Поп и царь в сказках Пушкина ( "Поп - толоконный лоб и служитель его Балда" и "Сказка о Золотом Петушке")одинаковую получают расплату за свою ленивую сонную, эгоистичную и лукавую жизнь. Они сошли с общей со своими ближними Родовой Стези, рикрываясь чуждой "своему" народу верой и "библейским первородством" отделили себя стеной условностей, властью и изуверными обрядами от ближних, живут выморочной жизнью вне времени и пространства, - так живут, что им приходится силой и лукавством удерживать ближних вокруг себя – «охранять от нападений» реальной жизни с тем, чтобы продолжать самим спать или наслаждаться.
Но Время предъявляет счёт в лице старого звездочёта мудреца и его Золотого Петушка – Птицы Времени, или же поповского работника, умеющего служить Богу и людям во всём и тем самым изгонять нечистую силу, а значит и поповское и царское наваждение.
Эти две сказки «Поп – толоконный лоб и служитель его Балда» и написанный позже, после подачи Пушкиным царю прошения об отставке «Золотой Петушок» следует читать вместе, они об одном и том же: эгоизме и лицемерии, и «духовной» и мирской власти.
Из этих сказок прямо следует, что Пушкин был против царской и церковной власти, против самодержавия и чуждой народу «веры», унижающей и закабаляющей русский народ.

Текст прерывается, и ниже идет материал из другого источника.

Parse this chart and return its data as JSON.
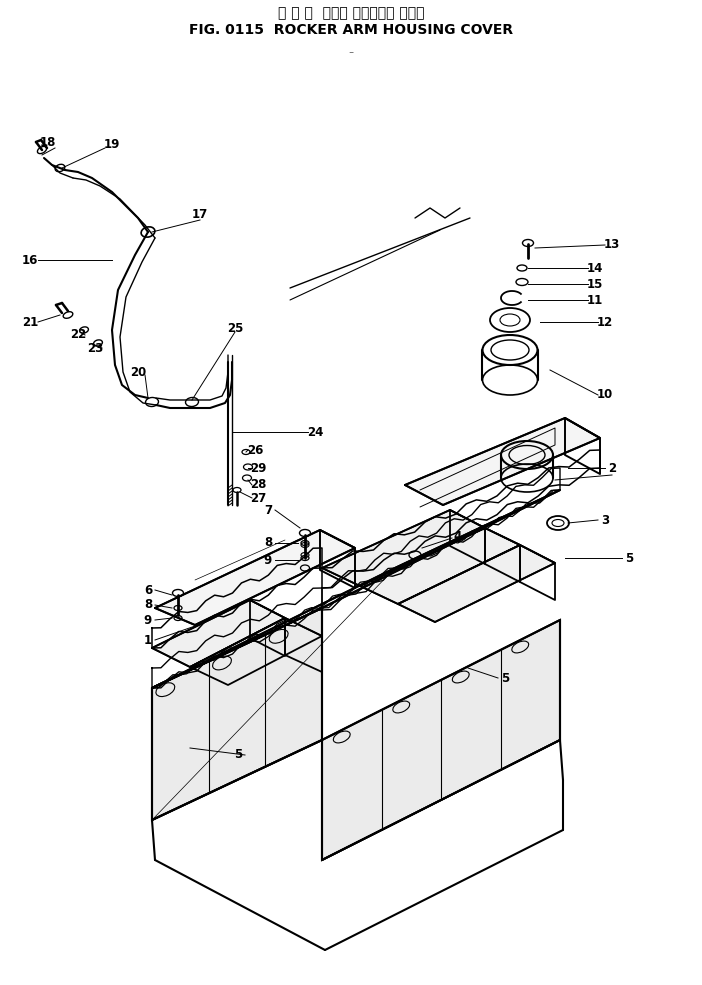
{
  "title_japanese": "ロ ッ カ  アーム ハウジング カバー",
  "title_english": "FIG. 0115  ROCKER ARM HOUSING COVER",
  "bg_color": "#ffffff",
  "figsize": [
    7.02,
    9.85
  ],
  "dpi": 100
}
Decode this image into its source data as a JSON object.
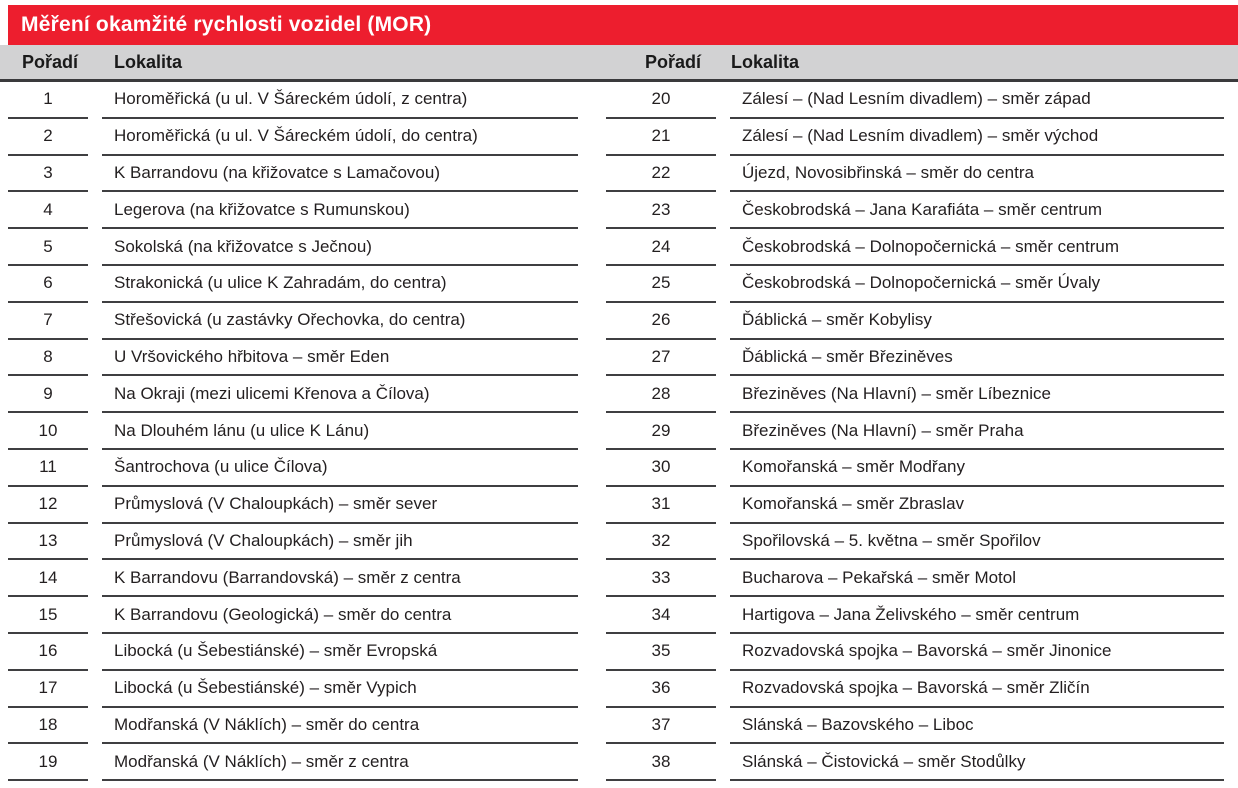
{
  "title": "Měření okamžité rychlosti vozidel (MOR)",
  "colors": {
    "title_bar_red": "#ed1e2e",
    "header_gray": "#d2d2d3",
    "rule_dark": "#3a3a3c",
    "text": "#231f20",
    "title_text": "#ffffff"
  },
  "table": {
    "header_order": "Pořadí",
    "header_locality": "Lokalita",
    "left_rows": [
      {
        "order": "1",
        "locality": "Horoměřická (u ul. V Šáreckém údolí, z centra)"
      },
      {
        "order": "2",
        "locality": "Horoměřická (u ul. V Šáreckém údolí, do centra)"
      },
      {
        "order": "3",
        "locality": "K Barrandovu (na křižovatce s Lamačovou)"
      },
      {
        "order": "4",
        "locality": "Legerova (na křižovatce s Rumunskou)"
      },
      {
        "order": "5",
        "locality": "Sokolská (na křižovatce s Ječnou)"
      },
      {
        "order": "6",
        "locality": "Strakonická (u ulice K Zahradám, do centra)"
      },
      {
        "order": "7",
        "locality": "Střešovická (u zastávky Ořechovka, do centra)"
      },
      {
        "order": "8",
        "locality": "U Vršovického hřbitova – směr Eden"
      },
      {
        "order": "9",
        "locality": "Na Okraji (mezi ulicemi Křenova a Čílova)"
      },
      {
        "order": "10",
        "locality": "Na Dlouhém lánu (u ulice K Lánu)"
      },
      {
        "order": "11",
        "locality": "Šantrochova (u ulice Čílova)"
      },
      {
        "order": "12",
        "locality": "Průmyslová (V Chaloupkách) – směr sever"
      },
      {
        "order": "13",
        "locality": "Průmyslová (V Chaloupkách) – směr jih"
      },
      {
        "order": "14",
        "locality": "K Barrandovu (Barrandovská) – směr z centra"
      },
      {
        "order": "15",
        "locality": "K Barrandovu (Geologická) – směr do centra"
      },
      {
        "order": "16",
        "locality": "Libocká (u Šebestiánské) – směr Evropská"
      },
      {
        "order": "17",
        "locality": "Libocká (u Šebestiánské) – směr Vypich"
      },
      {
        "order": "18",
        "locality": "Modřanská (V Náklích) – směr do centra"
      },
      {
        "order": "19",
        "locality": "Modřanská (V Náklích) – směr z centra"
      }
    ],
    "right_rows": [
      {
        "order": "20",
        "locality": "Zálesí – (Nad Lesním divadlem) – směr západ"
      },
      {
        "order": "21",
        "locality": "Zálesí – (Nad Lesním divadlem) – směr východ"
      },
      {
        "order": "22",
        "locality": "Újezd, Novosibřinská – směr do centra"
      },
      {
        "order": "23",
        "locality": "Českobrodská – Jana Karafiáta – směr centrum"
      },
      {
        "order": "24",
        "locality": "Českobrodská – Dolnopočernická – směr centrum"
      },
      {
        "order": "25",
        "locality": "Českobrodská – Dolnopočernická – směr Úvaly"
      },
      {
        "order": "26",
        "locality": "Ďáblická – směr Kobylisy"
      },
      {
        "order": "27",
        "locality": "Ďáblická – směr Březiněves"
      },
      {
        "order": "28",
        "locality": "Březiněves (Na Hlavní) – směr Líbeznice"
      },
      {
        "order": "29",
        "locality": "Březiněves (Na Hlavní) – směr Praha"
      },
      {
        "order": "30",
        "locality": "Komořanská – směr Modřany"
      },
      {
        "order": "31",
        "locality": "Komořanská – směr Zbraslav"
      },
      {
        "order": "32",
        "locality": "Spořilovská – 5. května – směr Spořilov"
      },
      {
        "order": "33",
        "locality": "Bucharova – Pekařská – směr Motol"
      },
      {
        "order": "34",
        "locality": "Hartigova – Jana Želivského – směr centrum"
      },
      {
        "order": "35",
        "locality": "Rozvadovská spojka – Bavorská – směr Jinonice"
      },
      {
        "order": "36",
        "locality": "Rozvadovská spojka – Bavorská – směr Zličín"
      },
      {
        "order": "37",
        "locality": "Slánská – Bazovského – Liboc"
      },
      {
        "order": "38",
        "locality": "Slánská – Čistovická – směr Stodůlky"
      }
    ]
  }
}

Но то, что Пушкин понимает Время, яко карающее грех, вершащее последний правый суд и несущее справедливое воздаяние Начало, - говорит недвусмысленно о его глубочайшей Вере в победу добра, о совершенстве Веры самого великого поэта в Бога Живаго, любящего лучшее в человеке и заботящегося о нём. Недаром Александр Сергеевич, обращаясь непосредственно к Богу, молится искренне : "Владыко дней моих!" Такой воистину горячей Верой, которая сочеталась в нём с светлой надеждой на будущее и искренней любовью к ближним, мог обладать только Пушкин:
Внемлите Истине, цари
Ни наказанья, ни награды,
Ни мрак темниц, ни алтари
Не верные для вас ограды.
Склонитесь первые главой
Под сень надёжную Закона,
И станут вечной стражей трона
Народов вольность и покой (1817).
Как видим, уже в 18 лет юный поэт воспринимал церковную ограду в одном ряду с темницами и наказаниями и не почитал возможным делать кому-либо исключение в исполнении Родового Закона, пред которым равны все безо всякого исключения.
И такое понимание Истины и Закона соответствует Евангельскому:
« И отцом себе не называйте никого на земле, ибо один у вас Отец, Который на Небесах. … Больший из вас да будет вам слуга».
Юный поэт ведал, что именно Евангельское понимание - есть истинно православное, но не языческие ухищрения апостола Павла, «освящавшего» монархическое любоначалие «Удерживающего», потому и пишет, что и церковные алтари не надёжная ограда для царей.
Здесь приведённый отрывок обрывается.